Im Havelberger Stadtbild verankert

Havelberg und Russland: Bündnis von 1716 brachte beiden Ländern großen Nutzen

Wer heute durch die beschaulichen Straßen von Havelberg schlendert, ahnt vielleicht nicht, dass sich hier vor über 300 Jahren ein Stück europäische Geschichte abspielte, das bis heute nachwirkt.

Verbindung zwischen Havelberg und Russland

Die Verbindung zwischen Havelberg und Russland ist ein faszinierendes Kapitel, das von großen Monarchen, politischen Allianzen, legendären Tauschgeschäften und lokalen Anekdoten erzählt. Dieser Artikel nimmt dich mit auf eine Zeitreise ins frühe 18. Jahrhundert – und zeigt, wie Havelberg zum Schauplatz weltpolitischer Ereignisse wurde.

Der Große Nordische Krieg und das Treffen der Mächtigen

Um die Bedeutung von Havelberg in der Geschichte Russlands und Preußens zu verstehen, lohnt ein Blick auf den Großen Nordischen Krieg (1700–1721). In diesem Konflikt kämpften zahlreiche europäische Mächte, darunter Russland und Preußen, gegen das damals mächtige Schweden um die Vorherrschaft im Ostseeraum.

Zar Peter I., besser bekannt als Peter der Große, hatte das Ziel, Russland zu einer europäischen Großmacht zu machen und Zugang zur Ostsee zu sichern. Friedrich Wilhelm I. von Preußen, der „Soldatenkönig“, suchte nach Verbündeten, um seine Macht zu festigen und das preußische Heer zu stärken.

Im November 1716 wurde Havelberg zum Schauplatz eines historischen Treffens

Zar Peter der Große reiste mit großem Gefolge an, um sich mit Friedrich Wilhelm I. zu beraten. Die Begegnung fand in der Propstei unterhalb des Havelberger Doms statt – ein Ort, der bis heute eine besondere Aura ausstrahlt. Die Stadt war tagelang im Ausnahmezustand: Der russische Hofstaat, preußische Offiziere, Diplomaten und zahlreiche Schaulustige verwandelten Havelberg in einen internationalen Treffpunkt.

Propstei Havelberg

Die Propstei ist heute nicht mehr ein Aushängeschild der Stadt. Drumher befinden sich mit Dom, Gärten- und Spielplätze und Restaurants wunderbare Aufenthaltsorte.

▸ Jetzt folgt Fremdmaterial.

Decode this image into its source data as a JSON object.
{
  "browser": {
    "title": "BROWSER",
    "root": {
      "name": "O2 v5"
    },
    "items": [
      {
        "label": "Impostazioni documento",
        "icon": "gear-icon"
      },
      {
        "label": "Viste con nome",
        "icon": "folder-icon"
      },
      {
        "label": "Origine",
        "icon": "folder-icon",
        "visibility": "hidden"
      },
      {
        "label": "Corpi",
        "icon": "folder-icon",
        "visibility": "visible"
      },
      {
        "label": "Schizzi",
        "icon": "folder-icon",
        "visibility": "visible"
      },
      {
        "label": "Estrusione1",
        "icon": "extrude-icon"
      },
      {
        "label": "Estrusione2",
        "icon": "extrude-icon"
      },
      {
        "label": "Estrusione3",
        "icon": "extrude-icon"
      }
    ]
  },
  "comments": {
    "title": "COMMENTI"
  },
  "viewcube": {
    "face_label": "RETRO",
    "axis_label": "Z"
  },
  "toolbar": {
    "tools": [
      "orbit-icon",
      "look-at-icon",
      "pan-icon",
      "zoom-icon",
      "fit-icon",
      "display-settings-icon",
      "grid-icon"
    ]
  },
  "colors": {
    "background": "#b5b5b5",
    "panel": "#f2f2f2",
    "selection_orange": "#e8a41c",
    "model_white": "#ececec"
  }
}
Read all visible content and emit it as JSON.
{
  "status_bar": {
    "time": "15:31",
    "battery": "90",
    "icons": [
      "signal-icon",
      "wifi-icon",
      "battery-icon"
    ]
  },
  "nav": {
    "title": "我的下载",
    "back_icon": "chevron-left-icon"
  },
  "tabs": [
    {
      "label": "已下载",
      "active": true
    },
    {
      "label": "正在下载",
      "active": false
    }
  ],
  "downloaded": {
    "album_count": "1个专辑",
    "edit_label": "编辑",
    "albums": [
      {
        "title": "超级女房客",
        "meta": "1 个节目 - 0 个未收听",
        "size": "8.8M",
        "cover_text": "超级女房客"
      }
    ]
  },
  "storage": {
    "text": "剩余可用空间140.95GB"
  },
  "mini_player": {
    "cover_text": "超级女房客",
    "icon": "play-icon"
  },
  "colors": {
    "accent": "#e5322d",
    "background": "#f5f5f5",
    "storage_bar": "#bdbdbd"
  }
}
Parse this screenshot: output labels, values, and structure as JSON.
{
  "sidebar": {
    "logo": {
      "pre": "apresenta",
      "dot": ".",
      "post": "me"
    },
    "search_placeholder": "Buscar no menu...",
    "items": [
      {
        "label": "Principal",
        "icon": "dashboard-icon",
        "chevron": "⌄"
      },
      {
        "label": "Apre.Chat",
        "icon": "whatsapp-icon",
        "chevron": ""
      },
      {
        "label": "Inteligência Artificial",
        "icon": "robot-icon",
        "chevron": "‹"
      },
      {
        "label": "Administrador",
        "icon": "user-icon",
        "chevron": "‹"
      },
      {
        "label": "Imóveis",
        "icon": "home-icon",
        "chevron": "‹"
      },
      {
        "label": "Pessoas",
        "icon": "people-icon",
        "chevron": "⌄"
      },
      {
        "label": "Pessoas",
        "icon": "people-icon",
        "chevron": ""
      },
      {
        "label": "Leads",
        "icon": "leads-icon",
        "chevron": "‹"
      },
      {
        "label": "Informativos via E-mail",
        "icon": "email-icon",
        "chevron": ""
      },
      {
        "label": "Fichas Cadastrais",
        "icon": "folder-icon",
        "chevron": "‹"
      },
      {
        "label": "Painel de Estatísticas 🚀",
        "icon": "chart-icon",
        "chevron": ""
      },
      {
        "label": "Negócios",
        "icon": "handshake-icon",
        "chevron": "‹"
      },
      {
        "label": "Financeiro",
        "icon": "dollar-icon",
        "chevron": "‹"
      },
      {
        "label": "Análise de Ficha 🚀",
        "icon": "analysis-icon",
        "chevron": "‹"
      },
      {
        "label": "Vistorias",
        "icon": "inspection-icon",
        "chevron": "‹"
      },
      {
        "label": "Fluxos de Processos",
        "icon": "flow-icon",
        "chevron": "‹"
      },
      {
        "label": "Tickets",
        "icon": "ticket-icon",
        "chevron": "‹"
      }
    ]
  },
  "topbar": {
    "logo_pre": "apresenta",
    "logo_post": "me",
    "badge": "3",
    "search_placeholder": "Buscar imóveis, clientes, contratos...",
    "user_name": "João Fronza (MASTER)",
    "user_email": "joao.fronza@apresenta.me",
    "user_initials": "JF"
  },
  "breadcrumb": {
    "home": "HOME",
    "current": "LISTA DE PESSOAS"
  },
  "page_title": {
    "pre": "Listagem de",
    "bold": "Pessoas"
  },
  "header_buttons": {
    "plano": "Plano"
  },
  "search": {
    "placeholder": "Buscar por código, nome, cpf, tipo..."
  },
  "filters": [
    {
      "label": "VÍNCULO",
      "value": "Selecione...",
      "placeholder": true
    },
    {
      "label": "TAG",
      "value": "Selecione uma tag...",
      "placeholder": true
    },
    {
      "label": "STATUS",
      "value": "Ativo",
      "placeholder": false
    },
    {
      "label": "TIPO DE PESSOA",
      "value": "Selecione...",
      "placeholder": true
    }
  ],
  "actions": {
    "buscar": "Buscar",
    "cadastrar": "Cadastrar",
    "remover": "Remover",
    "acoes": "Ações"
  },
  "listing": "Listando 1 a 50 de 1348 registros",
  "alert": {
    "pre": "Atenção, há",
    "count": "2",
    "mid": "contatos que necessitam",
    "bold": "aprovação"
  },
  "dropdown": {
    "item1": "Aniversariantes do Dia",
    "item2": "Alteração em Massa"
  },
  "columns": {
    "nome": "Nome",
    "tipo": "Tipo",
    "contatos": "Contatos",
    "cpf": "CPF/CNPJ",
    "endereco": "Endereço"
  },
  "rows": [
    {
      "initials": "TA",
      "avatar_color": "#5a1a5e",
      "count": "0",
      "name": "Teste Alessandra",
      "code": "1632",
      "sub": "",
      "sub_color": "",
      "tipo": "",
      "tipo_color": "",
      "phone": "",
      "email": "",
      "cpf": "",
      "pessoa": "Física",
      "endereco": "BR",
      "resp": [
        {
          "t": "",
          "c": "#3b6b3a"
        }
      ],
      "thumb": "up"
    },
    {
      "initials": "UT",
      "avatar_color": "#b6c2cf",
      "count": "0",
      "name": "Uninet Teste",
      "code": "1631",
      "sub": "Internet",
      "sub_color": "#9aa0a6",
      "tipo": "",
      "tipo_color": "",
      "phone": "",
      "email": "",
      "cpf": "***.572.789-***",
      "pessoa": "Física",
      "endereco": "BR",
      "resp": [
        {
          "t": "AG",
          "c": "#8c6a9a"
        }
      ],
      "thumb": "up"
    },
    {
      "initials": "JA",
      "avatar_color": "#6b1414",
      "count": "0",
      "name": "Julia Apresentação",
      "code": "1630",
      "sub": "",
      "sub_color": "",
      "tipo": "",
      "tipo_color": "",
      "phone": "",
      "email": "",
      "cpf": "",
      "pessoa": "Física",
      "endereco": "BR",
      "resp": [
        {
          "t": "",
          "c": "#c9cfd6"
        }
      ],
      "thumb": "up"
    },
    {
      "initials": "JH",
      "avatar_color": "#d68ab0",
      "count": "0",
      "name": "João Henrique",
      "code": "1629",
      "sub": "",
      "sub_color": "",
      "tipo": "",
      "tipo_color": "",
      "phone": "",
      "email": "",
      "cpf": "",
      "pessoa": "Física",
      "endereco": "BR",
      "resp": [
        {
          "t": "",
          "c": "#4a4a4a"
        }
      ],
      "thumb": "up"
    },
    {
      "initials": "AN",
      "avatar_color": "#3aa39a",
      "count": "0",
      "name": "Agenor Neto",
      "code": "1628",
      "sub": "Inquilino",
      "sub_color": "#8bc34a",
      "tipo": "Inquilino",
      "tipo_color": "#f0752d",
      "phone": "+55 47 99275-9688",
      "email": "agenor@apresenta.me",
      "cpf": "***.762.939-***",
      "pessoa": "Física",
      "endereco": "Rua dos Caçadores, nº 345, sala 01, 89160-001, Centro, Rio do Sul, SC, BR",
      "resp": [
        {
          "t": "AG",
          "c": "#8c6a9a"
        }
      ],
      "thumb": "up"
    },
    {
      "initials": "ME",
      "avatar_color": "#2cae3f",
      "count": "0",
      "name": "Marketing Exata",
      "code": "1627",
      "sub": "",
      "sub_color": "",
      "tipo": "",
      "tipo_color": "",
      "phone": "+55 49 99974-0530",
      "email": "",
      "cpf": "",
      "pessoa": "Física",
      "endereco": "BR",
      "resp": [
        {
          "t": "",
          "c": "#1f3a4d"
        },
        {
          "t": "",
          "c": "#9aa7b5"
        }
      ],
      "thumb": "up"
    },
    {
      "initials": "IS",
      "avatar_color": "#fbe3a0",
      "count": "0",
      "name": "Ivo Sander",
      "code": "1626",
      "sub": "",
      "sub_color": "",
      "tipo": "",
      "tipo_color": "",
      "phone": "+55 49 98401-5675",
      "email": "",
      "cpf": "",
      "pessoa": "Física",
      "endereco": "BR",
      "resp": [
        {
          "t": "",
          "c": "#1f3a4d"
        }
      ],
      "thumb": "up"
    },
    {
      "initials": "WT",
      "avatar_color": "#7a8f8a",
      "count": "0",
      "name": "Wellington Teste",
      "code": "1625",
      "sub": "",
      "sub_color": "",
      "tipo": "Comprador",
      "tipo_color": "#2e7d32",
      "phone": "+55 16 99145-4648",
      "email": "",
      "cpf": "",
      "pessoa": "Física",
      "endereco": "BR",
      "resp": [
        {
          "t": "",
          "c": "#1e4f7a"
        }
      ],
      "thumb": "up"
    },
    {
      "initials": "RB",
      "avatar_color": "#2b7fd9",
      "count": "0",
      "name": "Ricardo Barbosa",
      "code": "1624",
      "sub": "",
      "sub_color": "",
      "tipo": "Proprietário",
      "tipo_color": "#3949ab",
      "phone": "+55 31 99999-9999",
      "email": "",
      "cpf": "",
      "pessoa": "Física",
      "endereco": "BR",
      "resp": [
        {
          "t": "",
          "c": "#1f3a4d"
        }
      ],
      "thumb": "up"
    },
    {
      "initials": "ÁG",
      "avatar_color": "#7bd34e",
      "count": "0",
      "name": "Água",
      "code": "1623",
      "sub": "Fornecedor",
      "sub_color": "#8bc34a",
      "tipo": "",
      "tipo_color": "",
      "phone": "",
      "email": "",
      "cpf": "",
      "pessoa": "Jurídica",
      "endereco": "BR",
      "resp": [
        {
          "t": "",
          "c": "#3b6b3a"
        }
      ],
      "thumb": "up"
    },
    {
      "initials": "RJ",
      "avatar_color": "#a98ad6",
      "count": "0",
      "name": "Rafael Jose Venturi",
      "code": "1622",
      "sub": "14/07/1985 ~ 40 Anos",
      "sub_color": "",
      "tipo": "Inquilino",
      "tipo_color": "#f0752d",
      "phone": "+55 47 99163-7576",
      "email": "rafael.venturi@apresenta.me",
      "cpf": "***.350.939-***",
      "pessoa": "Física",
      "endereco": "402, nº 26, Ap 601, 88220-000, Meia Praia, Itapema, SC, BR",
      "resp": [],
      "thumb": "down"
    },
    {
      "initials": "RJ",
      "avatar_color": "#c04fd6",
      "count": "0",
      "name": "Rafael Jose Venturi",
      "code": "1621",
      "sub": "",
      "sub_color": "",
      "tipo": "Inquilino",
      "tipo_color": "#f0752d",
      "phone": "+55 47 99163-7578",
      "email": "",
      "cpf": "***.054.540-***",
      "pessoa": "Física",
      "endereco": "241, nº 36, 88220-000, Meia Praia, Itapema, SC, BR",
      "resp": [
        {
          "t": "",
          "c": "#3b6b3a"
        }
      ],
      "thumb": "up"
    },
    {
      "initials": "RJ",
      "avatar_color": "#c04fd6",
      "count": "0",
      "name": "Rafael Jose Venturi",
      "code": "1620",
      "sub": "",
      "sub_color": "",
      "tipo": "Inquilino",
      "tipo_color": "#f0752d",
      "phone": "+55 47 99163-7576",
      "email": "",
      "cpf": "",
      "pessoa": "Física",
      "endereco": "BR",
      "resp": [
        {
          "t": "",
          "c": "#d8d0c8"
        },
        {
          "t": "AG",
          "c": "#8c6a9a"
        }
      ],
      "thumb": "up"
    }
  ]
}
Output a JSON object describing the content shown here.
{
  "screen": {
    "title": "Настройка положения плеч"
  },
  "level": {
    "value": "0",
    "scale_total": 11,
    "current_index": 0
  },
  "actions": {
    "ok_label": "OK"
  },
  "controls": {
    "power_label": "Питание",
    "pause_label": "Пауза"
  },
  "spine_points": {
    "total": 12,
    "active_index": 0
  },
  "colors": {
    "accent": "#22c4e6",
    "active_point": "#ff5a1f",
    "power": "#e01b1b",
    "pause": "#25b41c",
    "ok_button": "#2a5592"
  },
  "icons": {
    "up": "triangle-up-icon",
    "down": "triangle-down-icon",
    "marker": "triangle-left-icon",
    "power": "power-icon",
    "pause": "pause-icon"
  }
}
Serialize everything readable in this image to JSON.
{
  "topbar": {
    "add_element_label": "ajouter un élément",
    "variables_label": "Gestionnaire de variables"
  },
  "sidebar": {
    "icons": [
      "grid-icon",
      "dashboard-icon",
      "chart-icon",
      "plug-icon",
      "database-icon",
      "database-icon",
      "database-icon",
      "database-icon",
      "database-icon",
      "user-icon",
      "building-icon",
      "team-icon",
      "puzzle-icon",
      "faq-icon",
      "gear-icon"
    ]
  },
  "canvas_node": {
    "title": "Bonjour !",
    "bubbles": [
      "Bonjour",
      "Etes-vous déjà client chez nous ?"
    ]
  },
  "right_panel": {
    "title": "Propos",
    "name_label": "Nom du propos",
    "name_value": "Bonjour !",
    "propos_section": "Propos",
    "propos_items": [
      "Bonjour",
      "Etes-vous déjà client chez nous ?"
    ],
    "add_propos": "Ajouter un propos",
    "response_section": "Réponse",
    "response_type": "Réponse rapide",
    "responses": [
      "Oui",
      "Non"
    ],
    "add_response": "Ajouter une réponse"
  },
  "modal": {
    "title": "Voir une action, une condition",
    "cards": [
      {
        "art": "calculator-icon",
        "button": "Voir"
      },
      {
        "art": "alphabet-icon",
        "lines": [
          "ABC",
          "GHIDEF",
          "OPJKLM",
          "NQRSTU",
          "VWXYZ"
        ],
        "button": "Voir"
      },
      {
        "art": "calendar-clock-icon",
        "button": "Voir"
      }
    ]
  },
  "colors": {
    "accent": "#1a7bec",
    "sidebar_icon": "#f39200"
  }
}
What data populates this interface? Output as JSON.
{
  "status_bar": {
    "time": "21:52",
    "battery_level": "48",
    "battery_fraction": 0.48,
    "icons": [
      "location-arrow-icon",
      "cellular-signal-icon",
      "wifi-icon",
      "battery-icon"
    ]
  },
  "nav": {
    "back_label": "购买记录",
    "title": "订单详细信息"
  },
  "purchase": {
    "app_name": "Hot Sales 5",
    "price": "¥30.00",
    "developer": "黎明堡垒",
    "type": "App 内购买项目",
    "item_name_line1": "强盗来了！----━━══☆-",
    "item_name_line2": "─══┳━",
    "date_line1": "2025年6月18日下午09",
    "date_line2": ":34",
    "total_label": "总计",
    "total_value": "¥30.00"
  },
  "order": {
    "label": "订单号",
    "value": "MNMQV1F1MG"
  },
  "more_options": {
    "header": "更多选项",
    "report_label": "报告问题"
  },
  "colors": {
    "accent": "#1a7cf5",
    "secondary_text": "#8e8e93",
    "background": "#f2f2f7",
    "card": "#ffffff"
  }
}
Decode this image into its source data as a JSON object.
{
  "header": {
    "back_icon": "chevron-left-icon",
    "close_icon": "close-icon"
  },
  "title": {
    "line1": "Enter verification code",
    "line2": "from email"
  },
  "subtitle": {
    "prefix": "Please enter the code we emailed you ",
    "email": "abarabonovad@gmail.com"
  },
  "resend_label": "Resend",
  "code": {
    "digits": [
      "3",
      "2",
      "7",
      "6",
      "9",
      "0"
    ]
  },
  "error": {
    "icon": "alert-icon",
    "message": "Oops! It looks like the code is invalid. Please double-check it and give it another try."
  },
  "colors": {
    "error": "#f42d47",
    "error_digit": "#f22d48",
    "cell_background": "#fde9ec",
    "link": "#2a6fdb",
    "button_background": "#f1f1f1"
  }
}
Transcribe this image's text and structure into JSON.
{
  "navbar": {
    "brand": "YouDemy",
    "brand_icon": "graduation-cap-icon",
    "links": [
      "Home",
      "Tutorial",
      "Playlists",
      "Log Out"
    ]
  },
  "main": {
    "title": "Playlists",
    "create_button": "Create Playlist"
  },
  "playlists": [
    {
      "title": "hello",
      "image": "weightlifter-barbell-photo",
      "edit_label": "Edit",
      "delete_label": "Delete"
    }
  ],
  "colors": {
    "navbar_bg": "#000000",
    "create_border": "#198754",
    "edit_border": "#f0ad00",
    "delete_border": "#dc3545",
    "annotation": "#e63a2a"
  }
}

Ein legendäres Tauschgeschäft:

Das Bernsteinzimmer und die „Langen Kerls“

Das Treffen von 1716 ist vor allem wegen eines legendären Geschenkaustauschs in die Geschichte eingegangen. Friedrich Wilhelm I. überreichte dem Zaren das berühmte Bernsteinzimmer – ein Meisterwerk aus Bernstein, Gold und Spiegeln, das ursprünglich für das Berliner Stadtschloss geschaffen worden war.

Peter der Große war von dem Kunstwerk so beeindruckt, dass er es unbedingt für seinen neuen Palast in St. Petersburg haben wollte. Der preußische König zeigte sich großzügig und schenkte das Bernsteinzimmer dem Zaren.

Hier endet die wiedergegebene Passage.